Quantification of Fusarium oxysporum disease potential from soil DNA

Authors: Matson, Michael; CROUCH, UMA - Former ARS Employee; Kane, Saben; Henry, Peter; Goldman, Polly; Martin, Frank

Submitted to: Methyl Bromide Alternatives and Emissions Research Conference Proceedings
Publication Type: Proceedings
Publication Acceptance Date: 9/4/2020
Publication Date: 11/3/2020
Citation: Matson, M.E., Crouch, U., Kane, S.M., Henry, P.M., Goldman, P.H., Martin, F.N. 2020. Quantification of Fusarium oxysporum disease potential from soil DNA. Methyl Bromide Alternatives Outreach (MBAO) Conference, November 3-5, 2020 (virtual).

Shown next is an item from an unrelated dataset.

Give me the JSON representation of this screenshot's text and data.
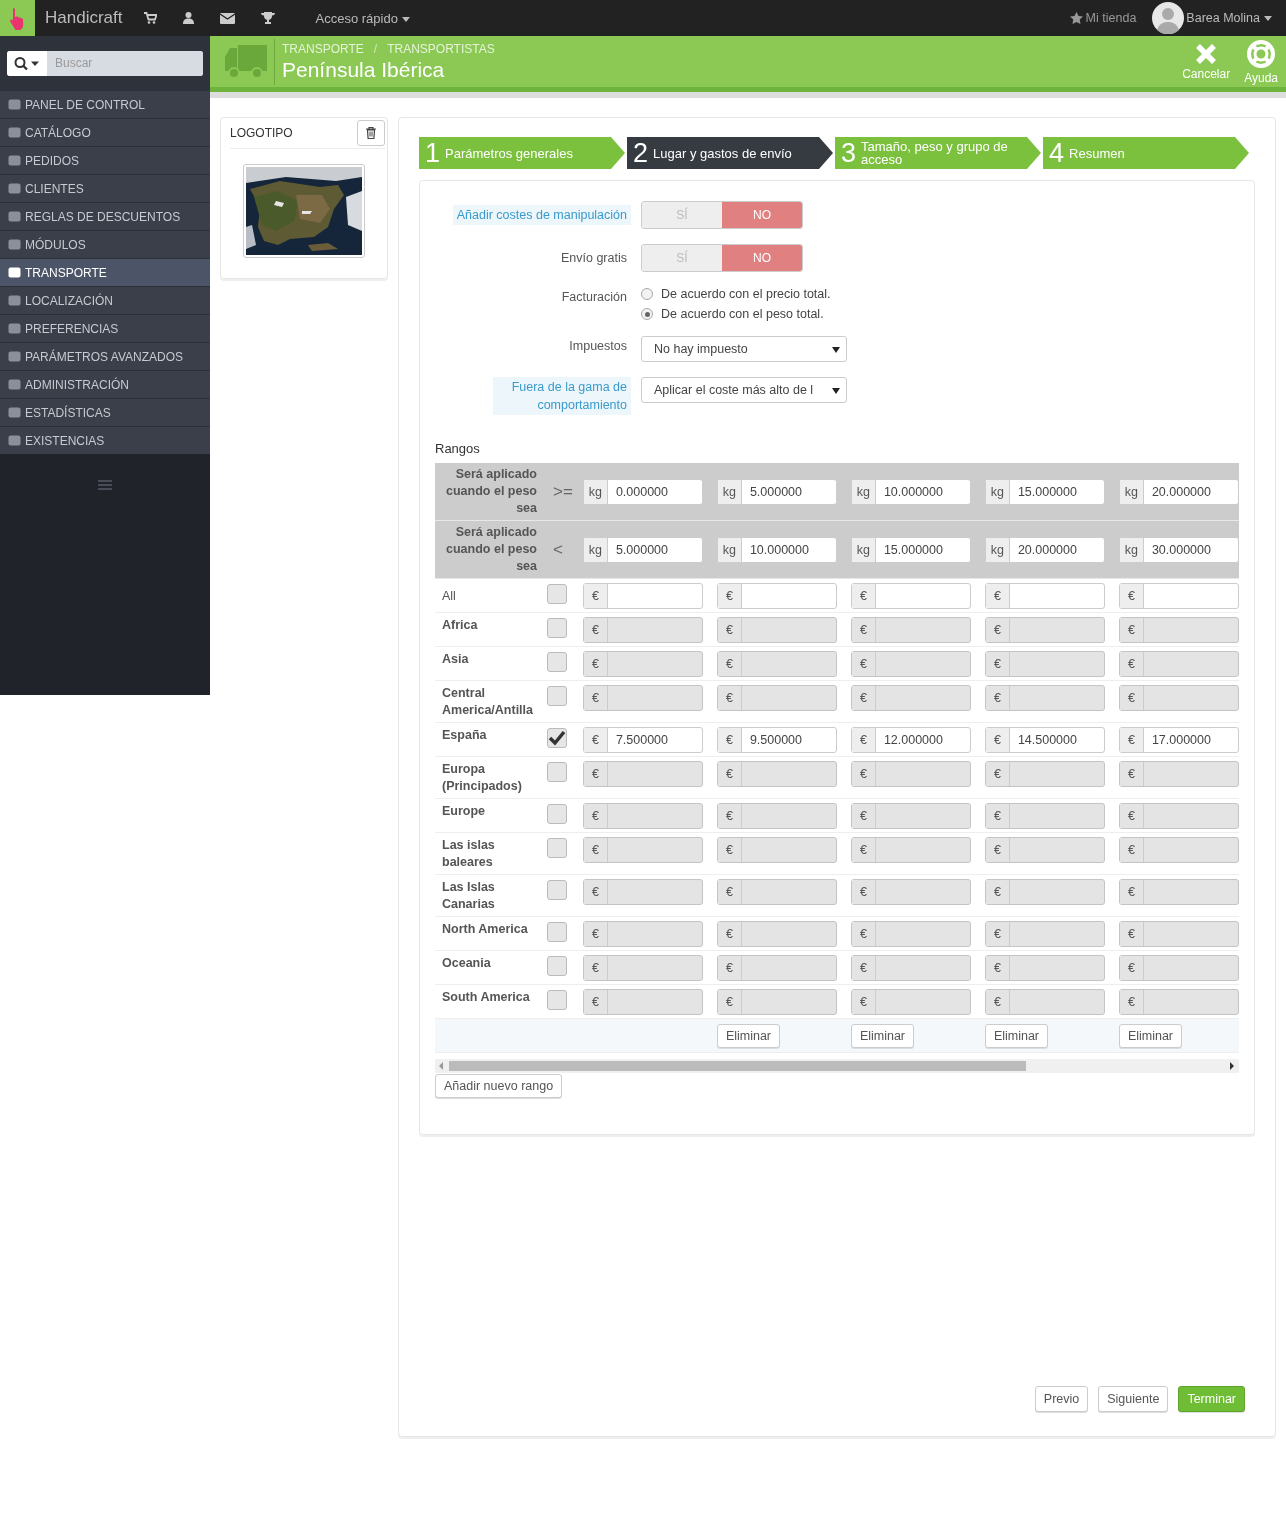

Interpretive Summary: Techniques were developed for quantification of several important soilborne plant pathogens of strawberry. However, the sensitivity of detection of the pathogen responsible for Fusarium wilt was not enough to accurately predict risk to the grower. A new technique was developed to extract DNA from larger volumes of soil that provides the sensitivity needed for accurate quantification of the pathogen in production fields.

Technical Abstract: Some of the more common soil borne diseases affecting the strawberry industry in California include Verticillium wilt due to Verticillium dahliae (Vd), charcoal root rot due to Macrophomina phaseolina (Mps), and Fusarium wilt due to Fusarium oxysporum f.sp. frageriae (Fof). In an effort to better manage diseases while efficiently utilizing available fumigants following the phase-out of methyl bromide, a USDA-ARS areawide project is investigating the practicality of site-specific zone fumigation. This project involves investigating fields scheduled to be fumigated prior to strawberry production, obtaining soil samples across the field, predicting pathogen pressure, and prescribing high or low fumigant applications to field sectors showing high and low disease potential. Quantification down to 1-2 or 3 propagules/g soil of Vd and Mps in soil samples, respectively, have used kit-based soil DNA extraction and subsequent qPCR quantification methods to determine pathogen pressure. However, the biology of Fof resting spores prevents reliable quantification using the same kit-based DNA extraction. Reasons for this include the single-nucleate chlamydospore resting structures in F. oxysporum and the presence of humic acids and other PCR inhibitors from soil DNA extractions. Given these challenges, and in spite of an assay specific to Fof (Burkhardt et al., 2019), quantification of Fof pressure approaching the theorized limits of pathogenicity on strawberry was not reliable for soil samples. An improved method for DNA extraction from 15 g of soil that increases sensitivity of detection was developed.